Texan golfer Bryson DeChambeau has spoken out regarding the giant merger between the PGA Tour and Saudi Arabian owned LIV Golf, and calling his remarks controversial would be an understatement.
During an interview this week, DeChambeau was asked whether or not the families of 9/11 victims have the right to be upset or not seeing the American golf league merge with another league backed by the same government which had a role in facilitating the attacks on September 11, 2001, and what he would say to those bothered by this business arrangement.
“I think we’ll never be able to repay the families back for what exactly happened just over 20 years ago and what happened is definitely horrible,” he said to a reporter from CNN. “I think as time has gone on, 20 years has passed, we’re in a place now where it’s time to start trying to work together to make things better together as a whole.
“I don’t know exactly what they’re feeling. I can’t ever know what they feel, but I have a huge amount of respect for their position and what they believe. Nor do I ever want anything like that that to ever occur again.
“I think as we move forward from that, we have to look toward the pathway to peace and forgiveness, especially if we’re trying to mend the world and make it a better place. I think this is what they’re trying to accomplish, LIV is trying to accomplish, PIG [Saudi Public Investment Fund] is trying to accomplish,” he continued. “We’re all trying to accomplish is a better world for everybody with entertainment for everybody around the world.”
LIV Golf has been mired in controversy from the very beginning, not solely because it seeks to challenge the world’s leading professional golf tour. The involvement of the PIF as its primary backer has sparked intense debate due to prior and post 9/11 allegations of funding terrorism globally.
Terry Strada, chairperson of the 9/11 Families United group, called out the PGA for hypocrisy, primarily since PGA Tour Commissioner Jay Monahan used the group’s resources and stories in order to launch a negative PR campaign against LIV Golf, only to completely change his tune once money got involved and began to overshadow the PGA.
“I am so disappointed and this was a real gut punch to wake up yesterday and read these headlines,” Strada said in an interview with Fox News.
Money talks, and as far as the PGA Tour and the American players for LIV Golf are concerned, that’s all that matters.”

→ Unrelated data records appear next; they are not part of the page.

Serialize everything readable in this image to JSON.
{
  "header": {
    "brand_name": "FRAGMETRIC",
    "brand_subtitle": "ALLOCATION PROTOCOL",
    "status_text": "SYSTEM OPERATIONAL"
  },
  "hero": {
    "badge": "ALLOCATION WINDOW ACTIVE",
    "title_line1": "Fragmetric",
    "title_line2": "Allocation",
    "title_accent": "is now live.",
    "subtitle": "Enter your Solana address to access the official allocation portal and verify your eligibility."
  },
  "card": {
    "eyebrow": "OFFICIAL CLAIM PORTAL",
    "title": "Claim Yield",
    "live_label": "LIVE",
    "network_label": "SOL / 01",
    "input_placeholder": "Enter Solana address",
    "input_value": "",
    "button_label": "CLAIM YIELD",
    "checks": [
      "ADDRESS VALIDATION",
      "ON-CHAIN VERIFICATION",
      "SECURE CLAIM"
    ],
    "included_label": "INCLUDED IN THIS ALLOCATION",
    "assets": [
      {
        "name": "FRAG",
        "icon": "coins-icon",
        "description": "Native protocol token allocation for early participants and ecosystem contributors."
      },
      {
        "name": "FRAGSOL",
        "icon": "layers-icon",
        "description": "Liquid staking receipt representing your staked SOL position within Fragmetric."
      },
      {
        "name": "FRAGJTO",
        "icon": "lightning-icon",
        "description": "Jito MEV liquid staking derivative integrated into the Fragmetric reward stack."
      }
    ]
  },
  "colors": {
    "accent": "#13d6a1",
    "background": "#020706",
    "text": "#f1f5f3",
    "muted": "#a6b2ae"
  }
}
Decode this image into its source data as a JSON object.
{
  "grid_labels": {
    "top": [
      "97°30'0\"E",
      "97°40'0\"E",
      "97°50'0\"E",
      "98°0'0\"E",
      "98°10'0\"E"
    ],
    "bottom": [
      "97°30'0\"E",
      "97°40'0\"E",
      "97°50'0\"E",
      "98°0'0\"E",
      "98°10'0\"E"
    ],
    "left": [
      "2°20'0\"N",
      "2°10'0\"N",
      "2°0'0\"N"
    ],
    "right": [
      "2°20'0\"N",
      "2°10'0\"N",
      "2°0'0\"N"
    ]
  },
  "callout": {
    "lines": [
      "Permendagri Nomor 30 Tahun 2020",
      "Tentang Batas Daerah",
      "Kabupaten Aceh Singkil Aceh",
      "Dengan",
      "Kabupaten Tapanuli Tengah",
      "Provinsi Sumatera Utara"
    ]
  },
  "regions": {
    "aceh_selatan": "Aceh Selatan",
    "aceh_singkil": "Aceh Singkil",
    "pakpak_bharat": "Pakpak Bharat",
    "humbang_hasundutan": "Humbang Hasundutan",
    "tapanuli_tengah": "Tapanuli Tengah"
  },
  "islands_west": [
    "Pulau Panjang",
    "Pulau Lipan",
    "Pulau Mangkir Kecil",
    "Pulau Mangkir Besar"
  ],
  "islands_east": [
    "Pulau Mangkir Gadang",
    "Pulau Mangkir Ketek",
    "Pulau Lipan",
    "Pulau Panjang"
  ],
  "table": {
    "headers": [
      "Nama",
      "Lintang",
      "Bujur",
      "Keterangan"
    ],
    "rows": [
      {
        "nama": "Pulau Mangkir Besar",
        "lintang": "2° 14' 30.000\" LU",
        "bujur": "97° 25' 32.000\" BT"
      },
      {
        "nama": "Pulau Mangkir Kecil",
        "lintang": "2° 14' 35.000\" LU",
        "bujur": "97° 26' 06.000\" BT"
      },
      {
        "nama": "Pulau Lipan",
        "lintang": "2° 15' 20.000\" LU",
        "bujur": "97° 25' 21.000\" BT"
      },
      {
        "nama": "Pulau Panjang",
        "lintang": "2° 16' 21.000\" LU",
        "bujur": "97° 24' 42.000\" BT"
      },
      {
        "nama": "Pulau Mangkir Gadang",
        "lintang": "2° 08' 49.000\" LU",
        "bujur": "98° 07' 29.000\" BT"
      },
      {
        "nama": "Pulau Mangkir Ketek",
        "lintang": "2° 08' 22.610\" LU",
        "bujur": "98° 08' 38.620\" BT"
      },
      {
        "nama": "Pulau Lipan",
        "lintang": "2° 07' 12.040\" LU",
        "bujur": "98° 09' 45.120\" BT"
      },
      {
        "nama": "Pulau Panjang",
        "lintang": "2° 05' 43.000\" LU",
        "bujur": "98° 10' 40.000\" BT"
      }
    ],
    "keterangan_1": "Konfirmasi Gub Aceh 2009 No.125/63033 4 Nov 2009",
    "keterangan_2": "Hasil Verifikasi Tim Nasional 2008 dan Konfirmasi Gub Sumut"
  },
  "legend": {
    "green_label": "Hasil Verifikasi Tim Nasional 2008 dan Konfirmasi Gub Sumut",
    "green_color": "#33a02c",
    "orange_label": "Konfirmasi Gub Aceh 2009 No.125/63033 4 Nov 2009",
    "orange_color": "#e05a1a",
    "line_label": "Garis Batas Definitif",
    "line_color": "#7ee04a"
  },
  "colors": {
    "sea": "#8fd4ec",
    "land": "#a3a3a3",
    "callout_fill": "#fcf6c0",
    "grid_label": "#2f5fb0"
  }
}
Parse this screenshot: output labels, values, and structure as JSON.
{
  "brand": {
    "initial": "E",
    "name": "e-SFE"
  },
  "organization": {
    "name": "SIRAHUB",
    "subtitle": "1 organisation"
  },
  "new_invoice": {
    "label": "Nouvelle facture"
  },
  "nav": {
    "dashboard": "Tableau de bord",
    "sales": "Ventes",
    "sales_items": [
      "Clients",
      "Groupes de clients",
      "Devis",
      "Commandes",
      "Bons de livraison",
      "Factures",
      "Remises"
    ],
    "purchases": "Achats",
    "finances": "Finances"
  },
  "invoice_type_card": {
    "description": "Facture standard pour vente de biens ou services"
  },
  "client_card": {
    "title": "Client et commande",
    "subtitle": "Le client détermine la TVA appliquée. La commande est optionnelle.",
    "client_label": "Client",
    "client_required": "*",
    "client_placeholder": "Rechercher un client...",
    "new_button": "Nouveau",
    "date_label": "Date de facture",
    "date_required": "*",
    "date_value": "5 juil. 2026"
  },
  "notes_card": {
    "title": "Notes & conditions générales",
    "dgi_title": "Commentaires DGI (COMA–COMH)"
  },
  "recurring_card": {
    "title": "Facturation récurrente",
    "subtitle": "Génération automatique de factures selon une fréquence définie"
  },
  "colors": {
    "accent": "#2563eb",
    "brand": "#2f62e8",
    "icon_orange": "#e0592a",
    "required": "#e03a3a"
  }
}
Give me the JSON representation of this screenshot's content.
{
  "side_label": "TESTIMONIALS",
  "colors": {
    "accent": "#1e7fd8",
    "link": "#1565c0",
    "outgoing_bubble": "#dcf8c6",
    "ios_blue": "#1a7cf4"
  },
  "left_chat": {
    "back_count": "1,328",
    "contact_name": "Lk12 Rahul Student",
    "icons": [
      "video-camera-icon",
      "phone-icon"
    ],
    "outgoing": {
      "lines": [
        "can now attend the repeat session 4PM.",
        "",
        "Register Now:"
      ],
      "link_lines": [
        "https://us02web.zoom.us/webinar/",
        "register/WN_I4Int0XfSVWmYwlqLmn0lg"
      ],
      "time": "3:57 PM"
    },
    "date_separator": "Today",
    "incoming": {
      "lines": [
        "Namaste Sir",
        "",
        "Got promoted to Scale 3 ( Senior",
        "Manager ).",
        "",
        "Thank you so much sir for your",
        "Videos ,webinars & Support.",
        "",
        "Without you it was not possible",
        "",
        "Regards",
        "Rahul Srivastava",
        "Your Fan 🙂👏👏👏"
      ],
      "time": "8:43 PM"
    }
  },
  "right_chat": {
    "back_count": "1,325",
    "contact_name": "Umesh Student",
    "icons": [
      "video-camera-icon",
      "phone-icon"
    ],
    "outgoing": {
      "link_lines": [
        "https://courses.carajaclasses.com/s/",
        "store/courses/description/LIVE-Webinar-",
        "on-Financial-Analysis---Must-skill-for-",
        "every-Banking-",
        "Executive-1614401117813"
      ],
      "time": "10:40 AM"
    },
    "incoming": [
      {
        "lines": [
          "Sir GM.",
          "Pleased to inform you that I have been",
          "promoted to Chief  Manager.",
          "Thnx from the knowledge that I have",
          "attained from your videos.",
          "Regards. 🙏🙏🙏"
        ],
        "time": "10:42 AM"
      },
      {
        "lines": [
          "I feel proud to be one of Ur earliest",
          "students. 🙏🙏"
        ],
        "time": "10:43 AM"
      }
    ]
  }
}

“It’s unfortunate what has happened and something I can’t necessarily speak on. I’m a golfer,” DeChambeau continued. “But what I can say is that what they’re trying to do, what they’re trying to work on is to be better allies because we are allies with them. I’m not going to get into politics, I’m not specialized in that. What I can say is they’re trying to do good for the world and showcase themselves in a light that hasn’t been seen in a while.”
“Nobody’s perfect, but we’re all trying to improve in life.”
DeChambeau is obviously not going to say or do anything to cast the Saudi’s in a remotely critical light, talking about them in his gumshoe vernacular as if they were a rambunctious teen in need of some maturing instead of a nation which commits human right’s atrocities like it’s just a regular day at the office. DeChambeau is estimated to have earned $150 million as a signing bonus alone to leave the PGA for LIV.
“This is the best thing that could ever happen for the game of golf, and I’m extremely proud to be part of that,” DeChambeau stated. “I truly believe in the end, the game of golf wins in this scenario.”